China's chief climate official, Xie Zhenhua and his US counterpart Todd Stern spelled out the disagreements between the world's top two carbon emitters on how to contribute to emissions reductions after 2020.
The pair were briefing journalists separately in Beijing on the sidelines of the US-China Strategic and Economic Dialogue.
Xie, vice-chairman of the National Development and Reform Commission, said responsibilities should differ from rich to poor countries, while Stern, the US special climate envoy, said Washington favoured each country deciding what it was capable of doing.
"We have different historical responsibilities. We are in different development stages, and we have different capacities," Xie said.
Stern said the US was not against the idea of responsibilities being based on each country's capabilities, but that the "bifurcated two categories" of developing and developed nations set in 1992 was unacceptable.

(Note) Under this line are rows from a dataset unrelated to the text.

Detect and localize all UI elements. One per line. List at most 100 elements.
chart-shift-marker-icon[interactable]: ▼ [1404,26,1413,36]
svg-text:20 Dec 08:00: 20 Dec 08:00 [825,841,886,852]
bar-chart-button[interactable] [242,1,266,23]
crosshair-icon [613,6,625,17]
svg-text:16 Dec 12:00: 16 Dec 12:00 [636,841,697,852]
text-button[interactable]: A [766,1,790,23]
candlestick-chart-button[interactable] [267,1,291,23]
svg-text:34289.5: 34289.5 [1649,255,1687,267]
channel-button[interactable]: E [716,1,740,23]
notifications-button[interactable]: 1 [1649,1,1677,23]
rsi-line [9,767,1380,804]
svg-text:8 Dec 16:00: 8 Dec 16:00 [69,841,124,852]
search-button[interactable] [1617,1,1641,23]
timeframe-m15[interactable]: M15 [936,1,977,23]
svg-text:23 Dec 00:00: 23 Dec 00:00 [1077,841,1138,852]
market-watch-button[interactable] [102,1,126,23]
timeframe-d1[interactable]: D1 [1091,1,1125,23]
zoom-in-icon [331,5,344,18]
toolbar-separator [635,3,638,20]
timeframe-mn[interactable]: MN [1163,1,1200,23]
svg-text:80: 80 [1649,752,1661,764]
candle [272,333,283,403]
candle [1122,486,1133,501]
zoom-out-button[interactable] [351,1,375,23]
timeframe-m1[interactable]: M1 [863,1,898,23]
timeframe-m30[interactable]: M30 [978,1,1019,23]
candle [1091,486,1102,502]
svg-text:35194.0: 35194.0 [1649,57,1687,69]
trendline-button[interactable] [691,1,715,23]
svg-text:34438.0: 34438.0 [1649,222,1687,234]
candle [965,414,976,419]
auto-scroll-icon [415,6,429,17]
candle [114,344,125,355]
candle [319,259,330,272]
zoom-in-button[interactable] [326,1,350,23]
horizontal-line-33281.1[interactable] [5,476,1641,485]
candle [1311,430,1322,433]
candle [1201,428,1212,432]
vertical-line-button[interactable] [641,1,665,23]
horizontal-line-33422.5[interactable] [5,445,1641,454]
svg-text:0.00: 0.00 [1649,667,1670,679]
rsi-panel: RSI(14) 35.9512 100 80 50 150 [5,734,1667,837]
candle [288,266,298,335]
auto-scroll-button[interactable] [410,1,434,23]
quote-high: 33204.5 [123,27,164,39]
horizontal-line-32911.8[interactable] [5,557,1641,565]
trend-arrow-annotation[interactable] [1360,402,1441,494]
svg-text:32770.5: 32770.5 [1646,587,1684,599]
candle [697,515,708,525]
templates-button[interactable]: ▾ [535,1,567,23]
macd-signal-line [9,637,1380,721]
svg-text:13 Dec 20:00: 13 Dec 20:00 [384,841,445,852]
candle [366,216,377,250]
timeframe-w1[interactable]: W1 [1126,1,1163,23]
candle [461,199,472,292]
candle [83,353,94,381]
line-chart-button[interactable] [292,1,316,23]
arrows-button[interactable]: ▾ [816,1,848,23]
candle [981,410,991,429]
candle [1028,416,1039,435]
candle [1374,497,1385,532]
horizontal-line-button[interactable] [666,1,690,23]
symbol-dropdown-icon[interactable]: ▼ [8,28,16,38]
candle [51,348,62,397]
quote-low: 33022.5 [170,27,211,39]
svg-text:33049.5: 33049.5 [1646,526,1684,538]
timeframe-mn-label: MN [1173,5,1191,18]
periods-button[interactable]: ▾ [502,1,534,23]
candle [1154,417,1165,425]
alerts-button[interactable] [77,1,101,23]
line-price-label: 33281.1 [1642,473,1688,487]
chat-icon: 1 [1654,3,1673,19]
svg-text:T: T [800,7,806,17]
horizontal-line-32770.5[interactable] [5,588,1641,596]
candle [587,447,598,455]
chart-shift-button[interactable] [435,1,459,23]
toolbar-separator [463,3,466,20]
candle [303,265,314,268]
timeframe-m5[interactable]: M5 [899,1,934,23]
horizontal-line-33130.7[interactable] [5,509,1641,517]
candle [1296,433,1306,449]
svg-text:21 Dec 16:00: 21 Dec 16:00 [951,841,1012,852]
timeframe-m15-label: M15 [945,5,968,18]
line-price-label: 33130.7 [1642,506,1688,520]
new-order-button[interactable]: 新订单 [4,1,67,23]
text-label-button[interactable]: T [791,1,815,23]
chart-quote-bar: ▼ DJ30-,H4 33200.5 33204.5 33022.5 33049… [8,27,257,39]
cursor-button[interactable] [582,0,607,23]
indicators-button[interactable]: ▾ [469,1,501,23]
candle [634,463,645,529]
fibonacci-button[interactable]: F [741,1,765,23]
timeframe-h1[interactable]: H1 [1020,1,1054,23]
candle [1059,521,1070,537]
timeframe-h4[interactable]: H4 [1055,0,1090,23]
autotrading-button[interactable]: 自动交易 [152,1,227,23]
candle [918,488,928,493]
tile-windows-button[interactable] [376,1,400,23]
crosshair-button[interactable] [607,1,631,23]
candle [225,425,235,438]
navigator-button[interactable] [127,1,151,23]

"I'm seeing Xie many times every year, and we understand each other's position very well … It's one of those conversations that just goes on and on, doesn't stop," Stern said.
The issue has become one of the major stumbling blocks to negotiating a new global climate treaty involving more than 190 nations next year in Paris.
Despite their differences, China and the US signed eight new pacts on tackling climate change on Tuesday including agreements on projects demonstrating clean coal technologies such as gasification, and recovering oil from captured carbon.
Both countries have recently taken steps at home to tackle climate change.
Last month the US for the first time announced plans to rein in carbon emissions from its power sector, a move some analysts said could create a positive atmosphere in the run-up to the international climate talks.
A senior climate adviser to the Chinese government said Beijing was considering setting an absolute cap on carbon emissions between 2016 and 2020.